Does the rain in Spain stay mainly in the plain? Find out before you go.
From Don Quixote to stories about castles in the sky, Spain is full of myth, legend and lore. As the second-largest country in Europe, it naturally offers visitors an array of attractions during any season … but some seasons still outshine the rest.
Visit when it’s warm
If you’re planning to visit Spain, you have a wide window of time to book your flights; in fact, you can visit any time of year. One look at a map and you’ll see that Spain’s terrain varies from place to place, and you’ll have lots of opportunities to go where you want on your vacation, no matter the month.
For a winter vacay, stay in the south of Spain in a coastal town like Marbella, where it will be warmer. Or, if you're looking to get away for the summer, opt to stay in more mountainous towns like Toledo. The average temperature won't get much higher than 78 degrees, and you'll miss out on the humidity the coast experiences.
Avoid the rain
Since Spain is such a large country with oceans, plains and mountains, the weather varies when you move around. For example, you could leave Seville on a September day wearing only shorts and a T-shirt to disembark from your plane in Barcelona and find out it’s 30 degrees cooler and raining.

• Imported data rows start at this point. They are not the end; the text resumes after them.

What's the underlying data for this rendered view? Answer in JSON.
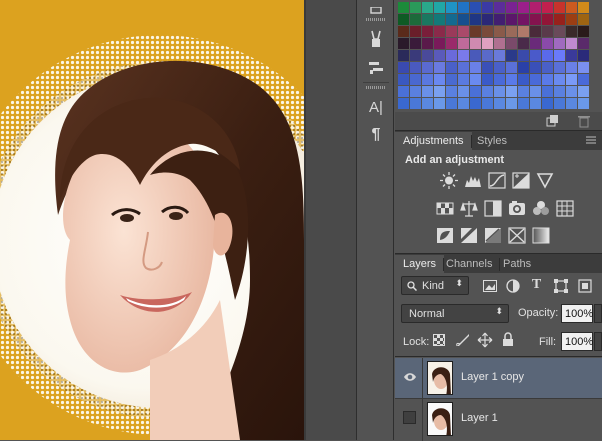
{
  "canvas": {
    "background": "#dca21f",
    "subject": "woman-portrait"
  },
  "tools": [
    {
      "name": "brush-preset-icon"
    },
    {
      "name": "clone-source-icon"
    },
    {
      "name": "character-icon",
      "glyph": "A|"
    },
    {
      "name": "paragraph-icon",
      "glyph": "¶"
    }
  ],
  "panels": {
    "adjustments": {
      "tabs": [
        "Adjustments",
        "Styles"
      ],
      "active_tab": "Adjustments",
      "heading": "Add an adjustment",
      "rows": [
        [
          "brightness-contrast-icon",
          "levels-icon",
          "curves-icon",
          "exposure-icon",
          "vibrance-icon"
        ],
        [
          "hue-saturation-icon",
          "color-balance-icon",
          "black-white-icon",
          "photo-filter-icon",
          "channel-mixer-icon",
          "color-lookup-icon"
        ],
        [
          "invert-icon",
          "posterize-icon",
          "threshold-icon",
          "selective-color-icon",
          "gradient-map-icon"
        ]
      ]
    },
    "layers": {
      "tabs": [
        "Layers",
        "Channels",
        "Paths"
      ],
      "active_tab": "Layers",
      "filter_kind": "Kind",
      "blend_mode": "Normal",
      "opacity_label": "Opacity:",
      "opacity_value": "100%",
      "lock_label": "Lock:",
      "fill_label": "Fill:",
      "fill_value": "100%",
      "items": [
        {
          "name": "Layer 1 copy",
          "visible": true,
          "selected": true
        },
        {
          "name": "Layer 1",
          "visible": false,
          "selected": false
        }
      ]
    }
  },
  "colors": {
    "panel_bg": "#535353",
    "tab_bar": "#3c3c3c",
    "selected_layer": "#5a6678",
    "canvas_orange": "#dca21f"
  }
}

For this reason, it’s important to check the weather if you plan to travel around the entire country. However, if you’re thinking of staying in only one or two places, then you’ll only need to check the weather for those. In general, Spain is fairly temperate, and by thinking logically, you can probably guess what the weather will be.
Join the crowd
Spain is a large country, so there are no peak tourist times for the entire country. However, certain cities experience tourist seasons, depending on when you visit. If you visit Pamplona for the Running of the Bulls in July, plan to be around lots of tourists. Or, for a more unconventional tourist attraction, visit the town of Buñol on the last Wednesday in August for La Tomatina festival, where visitors and locals alike pack the walls of the town for a large food fight. Expect events like this to cause a traffic jam or two.
Just bring your towel
Experiencing all that Spanish beaches have to offer provides many options, since much of the country is surrounded by water. Stick to the south beaches dotting the Mediterranean coastline in the Cadiz province for a more traditional Spanish coastal experience, or you can choose to get wild and visit Ibiza. Known for parties, the island of Ibiza also offers some breathtaking beaches, like Cala Bassa, which is pristine and, unusually, surrounded by a pine tree forest.